Electrolyte Processing: Developing techniques to mass-produce solid electrolytes with the required purity, consistency, thickness, and properties is an immense challenge. Existing methods like thin-film deposition or pellet pressing are unsuitable for large-scale manufacturing. New scalable processes need to be optimized for areas like crystallinity control, uniform thickness deposition, and prevention of pinholes/defects which can fuel internal shorts. High-throughput and low-cost processing methods are lacking.

Low Ionic Conductivity: Most solid electrolytes have significantly lower ionic conductivity than liquid electrolytes at room temperature. This hinders power and charge rates. While conductivity improves at higher temperatures, solid-state designs cannot tolerate the heat generated during fast charging without careful thermal management strategies. Enhancing conductivity through dopants/additives or developing entirely new solid electrolyte compositions remains an active research area.

Cell Design Complexity: Solid-state designs require intricate fabrication methods and non-traditional architectures compared to liquid cells.
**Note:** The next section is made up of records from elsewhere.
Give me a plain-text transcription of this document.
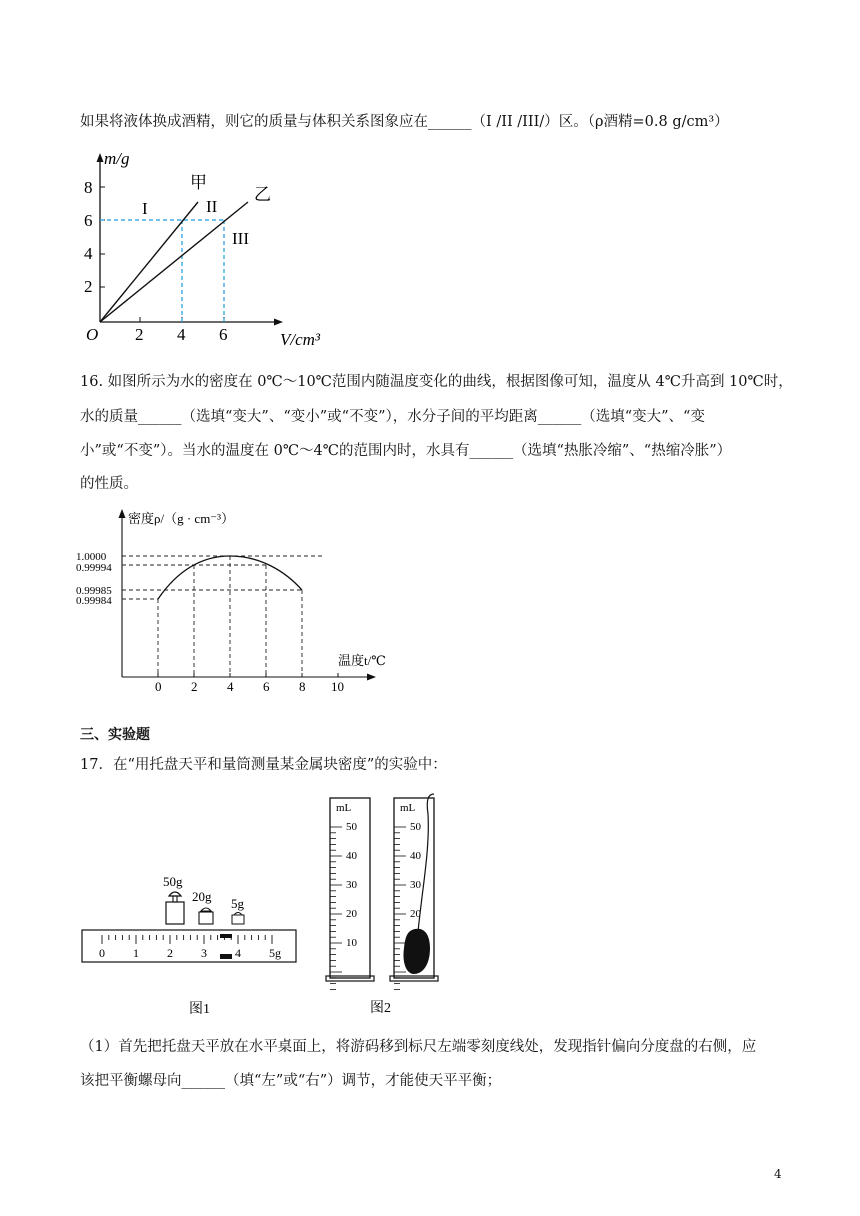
如果将液体换成酒精，则它的质量与体积关系图象应在______（I /II /III/）区。（ρ酒精=0.8 g/cm³）
m/g
O
2
4
6
8
2 4 6	V/cm³
甲
乙
I	II
III
16. 如图所示为水的密度在 0℃～10℃范围内随温度变化的曲线，根据图像可知，温度从 4℃升高到 10℃时，
水的质量______（选填“变大”、“变小”或“不变”），水分子间的平均距离______（选填“变大”、“变
小”或“不变”）。当水的温度在 0℃～4℃的范围内时，水具有______（选填“热胀冷缩”、“热缩冷胀”）
的性质。
密度ρ/（g · cm⁻³）
1.0000
0.99994
0.99985
0.99984
0 2 4 6 8 10
温度t/℃
三、实验题
17．在“用托盘天平和量筒测量某金属块密度”的实验中：
50g
20g 5g
0 1 2 3 4 5g
图1
mL
50
40
30
20
10
mL
50
40
30
20
图2
（1）首先把托盘天平放在水平桌面上，将游码移到标尺左端零刻度线处，发现指针偏向分度盘的右侧，应
该把平衡螺母向______（填“左”或“右”）调节，才能使天平平衡；
4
Assembly of thin film components like the electrolyte and tight control over layer thicknesses and interfaces dramatically increases manufacturing complexity. Achieving adequate sealing and integrating protections against dendrites/pinholes adds further complexity. Developing simpler and scalable processes to assemble solid-state full-cells is challenging.

Cost-Effectiveness: Existing electrolyte preparation and cell assembly methods are often expensive, utilizing specialized vacuum/cleanroom equipment and longer processing times. Complex architectures involving multiple thin film depositions further drive up costs. While solid-state designs promise cost savings long-term from safety and processing simplicity, high early capital costs for factories and R&D slow commercial viability. Further technological advances and economies of scale are required to drive down manufacturing costs.
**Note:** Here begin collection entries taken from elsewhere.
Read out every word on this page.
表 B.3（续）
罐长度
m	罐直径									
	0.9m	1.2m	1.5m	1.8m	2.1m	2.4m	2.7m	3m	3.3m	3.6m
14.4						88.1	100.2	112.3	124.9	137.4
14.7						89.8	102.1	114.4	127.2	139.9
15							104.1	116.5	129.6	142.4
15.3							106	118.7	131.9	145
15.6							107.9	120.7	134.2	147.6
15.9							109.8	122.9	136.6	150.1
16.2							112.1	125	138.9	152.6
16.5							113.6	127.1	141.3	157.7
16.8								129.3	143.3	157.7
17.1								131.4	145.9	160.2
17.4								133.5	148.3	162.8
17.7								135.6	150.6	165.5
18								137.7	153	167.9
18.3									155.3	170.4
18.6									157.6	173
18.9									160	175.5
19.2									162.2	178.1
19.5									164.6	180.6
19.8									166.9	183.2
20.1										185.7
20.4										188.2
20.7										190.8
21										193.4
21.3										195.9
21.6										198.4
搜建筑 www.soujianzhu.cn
Testing at Scale: Most research today involves laboratory prototype cells synthesized in gram or kilogram quantities. Comprehensively testing performance, cycle life, and safety in large-format commercial battery packs manufactured using high-speed mass production lines poses considerably greater challenges. This step is crucial to demonstrate technical and economic feasibility at a scale relevant to widespread market adoption.

Overcoming these issues requires extensive research focused on new materials, scalable processes, and simplified cell designs. While promising, bringing solid-state batteries to commercial reality through manufacturing thousands to millions of high quality, low-cost cells presents significant scientific and engineering obstacles that will take time, funding, and innovation to surmount. Continuous progress is being made, but scaled production remains at least 5-10 years away according to most analyst projections without major breakthroughs. Careful development of manufacturing techniques is as important as materials development for widespread adoption of this next-generation battery technology.

Developing efficient and low-cost processes to mass-manufacture solid-state batteries which can provide long cycle life, high power and maintain interfacial stability poses immense technical challenges across multiple fronts. Significant advances are still needed in areas such as electrolyte processing, interface stability, ionic conductivity enhancement, simplified cell designs and scaled testing before this promising technology can be commercially produced at gigawatt-hour levels. Overcoming these production hurdles will be crucial to realizing the full benefits of solid-state designs.